La esencia no está en el yunque o en el martillo, sino en la forja de un país de todos, con todos, y para el bien de todos. Un «todo» que abrace sí, a sus hijos buenos, y a la vez enseñe a los malos hijos, a esos que esgrimen odio en sus pupilas, la justeza de nuestra nación. La nuestra. Como la madre que besa en la frente por amor, y corrige estrictamente lo mal hecho, por amor. ¡Amor! Ese es el único idioma que nos hará comprender esta causa común: salvar a la Patria, que es la madre, sin dudas, de un pueblo entero. Un cuerpo despojado del alma que incita a luchar por el porvenir, es como un río sin agua: donde antes hubo un cause impetuoso y transparente, ahora tan sólo queda un vacío enorme. Jamás será lo mismo.
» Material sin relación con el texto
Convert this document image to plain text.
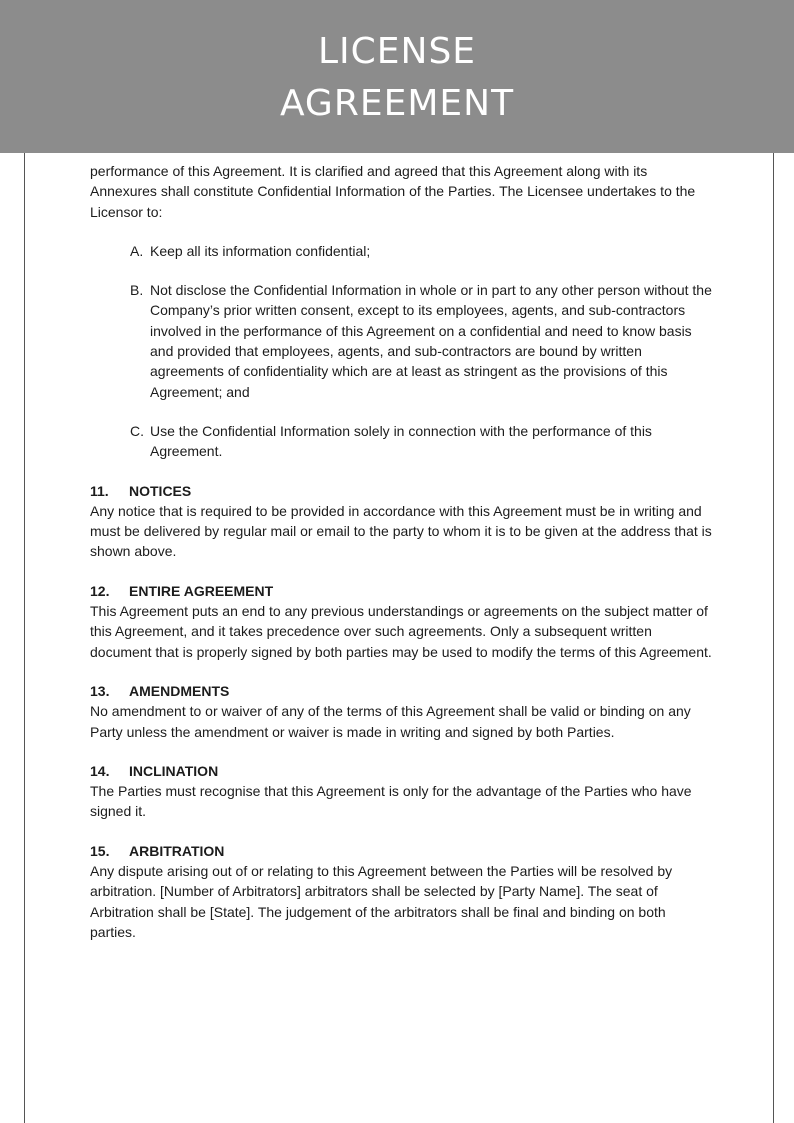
LICENSE
AGREEMENT

performance of this Agreement. It is clarified and agreed that this Agreement along with its Annexures shall constitute Confidential Information of the Parties. The Licensee undertakes to the Licensor to:

A. Keep all its information confidential;
B. Not disclose the Confidential Information in whole or in part to any other person without the Company’s prior written consent, except to its employees, agents, and sub-contractors involved in the performance of this Agreement on a confidential and need to know basis and provided that employees, agents, and sub-contractors are bound by written agreements of confidentiality which are at least as stringent as the provisions of this Agreement; and
C. Use the Confidential Information solely in connection with the performance of this Agreement.
11.	NOTICES

Any notice that is required to be provided in accordance with this Agreement must be in writing and must be delivered by regular mail or email to the party to whom it is to be given at the address that is shown above.

12.	ENTIRE AGREEMENT

This Agreement puts an end to any previous understandings or agreements on the subject matter of this Agreement, and it takes precedence over such agreements. Only a subsequent written document that is properly signed by both parties may be used to modify the terms of this Agreement.

13.	AMENDMENTS

No amendment to or waiver of any of the terms of this Agreement shall be valid or binding on any Party unless the amendment or waiver is made in writing and signed by both Parties.

14.	INCLINATION

The Parties must recognise that this Agreement is only for the advantage of the Parties who have signed it.

15.	ARBITRATION

Any dispute arising out of or relating to this Agreement between the Parties will be resolved by arbitration. [Number of Arbitrators] arbitrators shall be selected by [Party Name]. The seat of Arbitration shall be [State]. The judgement of the arbitrators shall be final and binding on both parties.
El país que pierde a sus hijos es como un cuerpo sin alma. Por eso, la raíz que motiva a seguir peleando no es la de la nada, es la de la vida, la de la unión, la de existir como una sola Cuba protegida por su prole entera, ante la embestida de un mundo cada vez más inseguro. Salvar nuestra madre es el principio supremo. Trasciende las fronteras del rencor, las contradicciones, los miedos que debilitan con su estrechez el más alto valor de ser cubanos: la dignidad. No pensemos sólo en los que estamos hoy, en cualquier rincón del planeta. Construyamos los puentes entre el norte y el sur, entre el este y el oeste para que Cuba viva feliz de sus hijos, y nuestros hijos se sientan orgullosos de su Patria. Es la única forma de sobrepasar tantos odios y carencias.

La inteligencia radica en entender que el tiempo pasa, las energías se transforman, y queda mucho por hacer. Sobre todo, para los pinos nuevos. Nuestras ramas deben expandirse en un mismo campo, con raíces bien profundas, para que el bosque crezca. Debemos comprender, en definitiva, que se tala demasiado y se siembra poco. La salvación del monte está en plantar las semillas para que nazcan los árboles que sostendrán la floresta. ¡Crear! Esa es la palabra que debe transformar en realidad la utopía de una Cuba próspera, donde quepamos todos para abrigarnos de tanto frío y tanta oscuridad.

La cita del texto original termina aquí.